New Freedom Farm hosts free Thanksgiving meal
While most people may spend Thanksgiving with their families, others may not have anyone to spend it with.
That's why Lois Fritz, founder of
, started the Thanksgiving lunch four years ago, and she said it has quickly grown.
"My very first year, I had twenty-eight people, the next year I had 64, last year I had 155 and this year is well over 216," said Fritz.
As the plates were filling up with food, for many, their hearts were filling up as well.
"If one person in the room that had no place to go might have taken his or her life today, they now know they have a place to go and can feel welcomed," said Fritz.
According to the U.S. Department of Veterans Affairs, more than a dozen veterans commit suicide every day.

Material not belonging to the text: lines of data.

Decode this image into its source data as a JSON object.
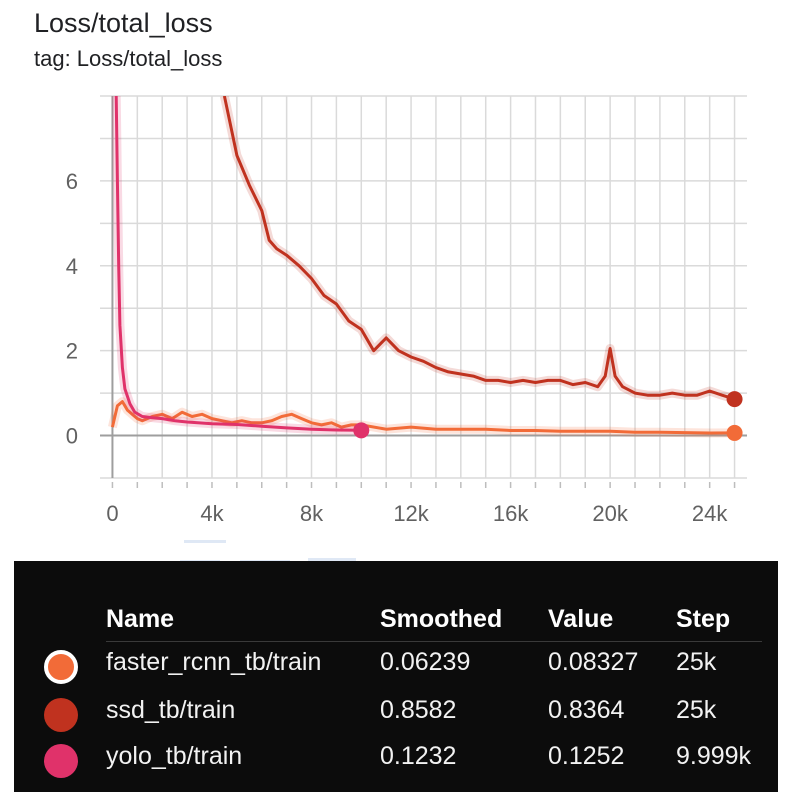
{
  "card": {
    "title": "Loss/total_loss",
    "subtitle": "tag: Loss/total_loss"
  },
  "chart_data": {
    "type": "line",
    "xlabel": "",
    "ylabel": "",
    "xlim": [
      -500,
      25500
    ],
    "ylim": [
      -1,
      8
    ],
    "x_ticks": [
      0,
      4000,
      8000,
      12000,
      16000,
      20000,
      24000
    ],
    "x_tick_labels": [
      "0",
      "4k",
      "8k",
      "12k",
      "16k",
      "20k",
      "24k"
    ],
    "y_ticks": [
      0,
      2,
      4,
      6
    ],
    "y_tick_labels": [
      "0",
      "2",
      "4",
      "6"
    ],
    "grid": true,
    "series": [
      {
        "name": "faster_rcnn_tb/train",
        "color": "#f26b38",
        "x": [
          0,
          200,
          400,
          600,
          800,
          1000,
          1200,
          1600,
          2000,
          2400,
          2800,
          3200,
          3600,
          4000,
          4400,
          4800,
          5200,
          5600,
          6000,
          6400,
          6800,
          7200,
          7600,
          8000,
          8400,
          8800,
          9200,
          9600,
          10000,
          11000,
          12000,
          13000,
          14000,
          15000,
          16000,
          17000,
          18000,
          19000,
          20000,
          21000,
          22000,
          23000,
          24000,
          25000
        ],
        "y": [
          0.2,
          0.7,
          0.8,
          0.6,
          0.5,
          0.4,
          0.35,
          0.45,
          0.5,
          0.4,
          0.55,
          0.45,
          0.5,
          0.4,
          0.35,
          0.3,
          0.35,
          0.3,
          0.3,
          0.35,
          0.45,
          0.5,
          0.4,
          0.3,
          0.25,
          0.3,
          0.2,
          0.25,
          0.25,
          0.15,
          0.2,
          0.15,
          0.15,
          0.15,
          0.12,
          0.12,
          0.1,
          0.1,
          0.1,
          0.08,
          0.08,
          0.07,
          0.06,
          0.06239
        ]
      },
      {
        "name": "ssd_tb/train",
        "color": "#c0321f",
        "x": [
          4500,
          5000,
          5500,
          6000,
          6300,
          6600,
          7000,
          7500,
          8000,
          8500,
          9000,
          9500,
          10000,
          10500,
          11000,
          11500,
          12000,
          12500,
          13000,
          13500,
          14000,
          14500,
          15000,
          15500,
          16000,
          16500,
          17000,
          17500,
          18000,
          18500,
          19000,
          19500,
          19800,
          20000,
          20200,
          20500,
          21000,
          21500,
          22000,
          22500,
          23000,
          23500,
          24000,
          24500,
          25000
        ],
        "y": [
          8,
          6.6,
          5.9,
          5.3,
          4.6,
          4.4,
          4.25,
          4.0,
          3.7,
          3.3,
          3.1,
          2.7,
          2.5,
          2.0,
          2.3,
          2.0,
          1.85,
          1.75,
          1.6,
          1.5,
          1.45,
          1.4,
          1.3,
          1.3,
          1.25,
          1.3,
          1.25,
          1.3,
          1.3,
          1.2,
          1.25,
          1.15,
          1.4,
          2.05,
          1.4,
          1.15,
          1.0,
          0.95,
          0.95,
          1.0,
          0.95,
          0.95,
          1.05,
          0.95,
          0.8582
        ]
      },
      {
        "name": "yolo_tb/train",
        "color": "#e0326a",
        "x": [
          150,
          200,
          250,
          300,
          400,
          500,
          700,
          900,
          1200,
          1600,
          2000,
          2500,
          3000,
          4000,
          5000,
          6000,
          7000,
          8000,
          9000,
          10000
        ],
        "y": [
          8,
          6,
          4,
          2.6,
          1.6,
          1.1,
          0.75,
          0.55,
          0.45,
          0.42,
          0.4,
          0.35,
          0.32,
          0.28,
          0.26,
          0.22,
          0.18,
          0.15,
          0.13,
          0.1232
        ]
      }
    ]
  },
  "tooltip": {
    "headers": {
      "name": "Name",
      "smoothed": "Smoothed",
      "value": "Value",
      "step": "Step"
    },
    "rows": [
      {
        "name": "faster_rcnn_tb/train",
        "smoothed": "0.06239",
        "value": "0.08327",
        "step": "25k",
        "color": "#f26b38",
        "selected": true
      },
      {
        "name": "ssd_tb/train",
        "smoothed": "0.8582",
        "value": "0.8364",
        "step": "25k",
        "color": "#c0321f",
        "selected": false
      },
      {
        "name": "yolo_tb/train",
        "smoothed": "0.1232",
        "value": "0.1252",
        "step": "9.999k",
        "color": "#e0326a",
        "selected": false
      }
    ]
  }
}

For Army veteran Andrew Kintgen, this was his first Thanksgiving at the farm, and it was a special one.
"This is also the first Thanksgiving that I get to be with my family, my brother, my youngest brother and all my nieces and nephews showed up today so it will be our first Thanksgiving as a family in a really long time," said Kintgen.
While he says nothing beats spending the holidays with your family, the family he's made at the farm makes it even better.
"Everybody here is a stranger, nobody knows each other, except for the few and far between and now everyone has become a family of one, a family of your choosing," he says.
Fritz wants veterans to know they always have a place to go.
Fritz said, "If anyone is listening to this and they're struggling, know that there is help available and they're never alone because whatever their struggle is I am sure that one of us here have had that struggle and we're here for them."